Monday, March 26, 2012

Hearing The Big Lie Personally- Some Reflections

I ran into the vegetarian/vegan mythology this weekend. It was weird to me to find a script unfolding, one I know is completely wrong but one that is so directly compelling to it's believer. Framingham study, China study, the b-12 in beef is really contamination- all the bells and whistles seen on the internet but this time in person. Of course this is all trading on the average human's ignorance- Ancel Key poisoning rabbits and then pretend this has something to do with humans, etc...
I'd like to know what devil came up with the contamination theory for the B12 in ruminants. This lie trades on our complete ignorance of ruminant digestive systems. The bacteria are there and providing B12 because it is a symbiotic system, not a contaminating one. Bacteria provide us with various things- I'm not sure how many things, but I remember some can provide vitamin K and there's that short-chain fatty acid that vegetarian primates get from their gut flora. We get some of that fatty acid too, but our digestive system is shorter than most primates so we don't get as much. Anyway, nobody is running around saying these things are due to contamination.

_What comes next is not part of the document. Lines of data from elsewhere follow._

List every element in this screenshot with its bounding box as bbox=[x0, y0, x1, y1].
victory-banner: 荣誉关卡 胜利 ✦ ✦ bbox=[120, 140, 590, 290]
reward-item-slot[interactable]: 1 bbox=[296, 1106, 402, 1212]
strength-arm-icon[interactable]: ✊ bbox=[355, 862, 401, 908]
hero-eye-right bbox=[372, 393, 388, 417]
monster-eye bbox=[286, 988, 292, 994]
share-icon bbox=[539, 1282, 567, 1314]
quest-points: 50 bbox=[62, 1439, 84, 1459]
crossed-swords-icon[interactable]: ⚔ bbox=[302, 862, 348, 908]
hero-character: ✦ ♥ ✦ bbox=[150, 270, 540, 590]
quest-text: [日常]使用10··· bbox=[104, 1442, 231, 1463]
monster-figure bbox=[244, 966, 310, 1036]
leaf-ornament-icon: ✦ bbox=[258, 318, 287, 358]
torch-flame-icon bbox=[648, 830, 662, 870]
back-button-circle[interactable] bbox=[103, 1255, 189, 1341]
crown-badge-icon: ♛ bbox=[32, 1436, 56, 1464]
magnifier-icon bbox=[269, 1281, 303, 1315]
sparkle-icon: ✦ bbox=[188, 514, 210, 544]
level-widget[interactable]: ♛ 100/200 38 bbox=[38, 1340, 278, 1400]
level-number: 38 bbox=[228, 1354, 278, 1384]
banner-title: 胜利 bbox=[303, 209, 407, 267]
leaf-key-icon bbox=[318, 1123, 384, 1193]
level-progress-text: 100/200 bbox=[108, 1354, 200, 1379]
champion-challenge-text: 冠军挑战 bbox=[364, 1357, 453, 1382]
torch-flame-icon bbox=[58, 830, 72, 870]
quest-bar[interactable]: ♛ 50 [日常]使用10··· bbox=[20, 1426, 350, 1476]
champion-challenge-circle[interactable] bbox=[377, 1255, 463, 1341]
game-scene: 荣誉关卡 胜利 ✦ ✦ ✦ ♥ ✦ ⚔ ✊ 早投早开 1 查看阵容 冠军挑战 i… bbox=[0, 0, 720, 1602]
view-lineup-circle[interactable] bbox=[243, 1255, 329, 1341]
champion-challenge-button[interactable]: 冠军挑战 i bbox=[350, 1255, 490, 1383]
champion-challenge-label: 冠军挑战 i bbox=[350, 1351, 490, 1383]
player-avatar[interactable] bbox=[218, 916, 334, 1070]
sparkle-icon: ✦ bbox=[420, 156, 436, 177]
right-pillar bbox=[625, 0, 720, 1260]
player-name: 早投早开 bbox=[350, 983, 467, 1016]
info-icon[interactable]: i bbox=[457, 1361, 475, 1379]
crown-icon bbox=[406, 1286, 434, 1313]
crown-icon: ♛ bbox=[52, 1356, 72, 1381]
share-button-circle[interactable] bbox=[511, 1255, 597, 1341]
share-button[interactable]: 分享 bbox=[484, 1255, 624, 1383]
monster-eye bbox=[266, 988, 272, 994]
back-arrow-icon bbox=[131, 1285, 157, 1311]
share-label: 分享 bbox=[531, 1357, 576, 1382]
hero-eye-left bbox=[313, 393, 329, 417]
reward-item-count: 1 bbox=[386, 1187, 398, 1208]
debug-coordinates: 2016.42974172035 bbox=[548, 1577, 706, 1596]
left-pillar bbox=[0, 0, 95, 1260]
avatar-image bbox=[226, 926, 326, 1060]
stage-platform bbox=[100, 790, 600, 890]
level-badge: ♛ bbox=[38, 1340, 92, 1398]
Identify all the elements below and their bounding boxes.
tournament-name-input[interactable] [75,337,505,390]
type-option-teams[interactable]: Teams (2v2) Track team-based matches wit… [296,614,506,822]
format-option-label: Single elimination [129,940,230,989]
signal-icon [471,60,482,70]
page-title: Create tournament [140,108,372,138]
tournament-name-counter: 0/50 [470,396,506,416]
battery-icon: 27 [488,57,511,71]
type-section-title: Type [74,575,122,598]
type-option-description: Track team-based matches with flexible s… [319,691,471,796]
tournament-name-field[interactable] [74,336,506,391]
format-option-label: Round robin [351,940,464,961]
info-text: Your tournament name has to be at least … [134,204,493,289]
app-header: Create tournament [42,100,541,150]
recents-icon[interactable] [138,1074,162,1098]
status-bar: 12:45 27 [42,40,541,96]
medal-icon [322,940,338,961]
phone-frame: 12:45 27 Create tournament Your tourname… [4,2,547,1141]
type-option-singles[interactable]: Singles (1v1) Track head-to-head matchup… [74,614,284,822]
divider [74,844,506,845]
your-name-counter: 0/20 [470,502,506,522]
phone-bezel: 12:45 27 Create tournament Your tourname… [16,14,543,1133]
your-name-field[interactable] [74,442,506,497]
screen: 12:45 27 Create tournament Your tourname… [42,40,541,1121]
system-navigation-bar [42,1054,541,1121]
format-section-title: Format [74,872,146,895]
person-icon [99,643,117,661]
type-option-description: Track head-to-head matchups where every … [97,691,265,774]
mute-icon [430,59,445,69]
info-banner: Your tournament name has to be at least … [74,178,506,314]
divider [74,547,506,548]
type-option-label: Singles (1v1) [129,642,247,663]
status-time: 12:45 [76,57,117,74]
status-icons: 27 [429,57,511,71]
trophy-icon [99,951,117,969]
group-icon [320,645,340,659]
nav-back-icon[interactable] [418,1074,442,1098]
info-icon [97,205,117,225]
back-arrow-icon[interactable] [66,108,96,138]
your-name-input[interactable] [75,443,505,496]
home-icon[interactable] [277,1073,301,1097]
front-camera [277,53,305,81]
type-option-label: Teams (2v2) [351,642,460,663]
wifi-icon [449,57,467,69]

It's another example of why I've run pretty cold in terms of trying to hash out logical arguments- people don't listen to them! I used to be pretty idealistic, thinking if I could just explain things properly everyone will agree with me. I don't even agree with the me that thought that, nor do I believe in the sort of egalitarianism necessary to sustain superhuman efforts of trying to explain complicated things to stupid people, or, in this case, simple things to intelligent people.

This is a weird age. The effects of government funding on science has degenerated to the point where most research is propaganda for whatever the government's agenda is. Sure, big coporations like Monsanto play a role too, but it is worth it to remember they are as big as they are because of government subsidies, and government willingness to do crazy things like grant property rights (in the form of patents) over living things. Studies based on epidemiology and multi-variant computer models rule the day because they look like science to the uninitiated.

Meanwhile, I am unlikely to provide the enthusiastic critique, as Denise Minger did with the China study. Is it worth it to provide such critiques? I wish I could feel more hopeful about sharing information. Certainly I benefit when other people share, but the process is so depressingly non-linear. If I had been looking for diet advice rather than merely coming across Seth Roberts by accident, I may have been snookered by these charlatans dressed up in scientist clothing.

If there is some glimpse as to why the lies work so well, in so many different areas of society, I'd guess it is some combination a feeling of certainty and morality. The feeling of being morally superior for not eating meat (though frankly, I don't know how ethicists arrive at it being more moral to eat the things that can't run away), the idea that you are helping the planet if you recycle, or that your vote matters- just do what they say and you get to feel certain and feel morally superior.

But what I have noticed is that I learned I knew a lot less than I thought I did. Of course, in the process I learned that experts know a lot less than they think they do. I've had certain benefits, but I also have to put up with a higher level of uncertainty, and your sense of morality has funny things done to it when you find simple ideas and techniques seriously out-perform all that sacrifice and self-discipline that was supposed to shape your character and help you improve.

The world is chock full of mirages of knowledge, interspersed here and there with something of real value.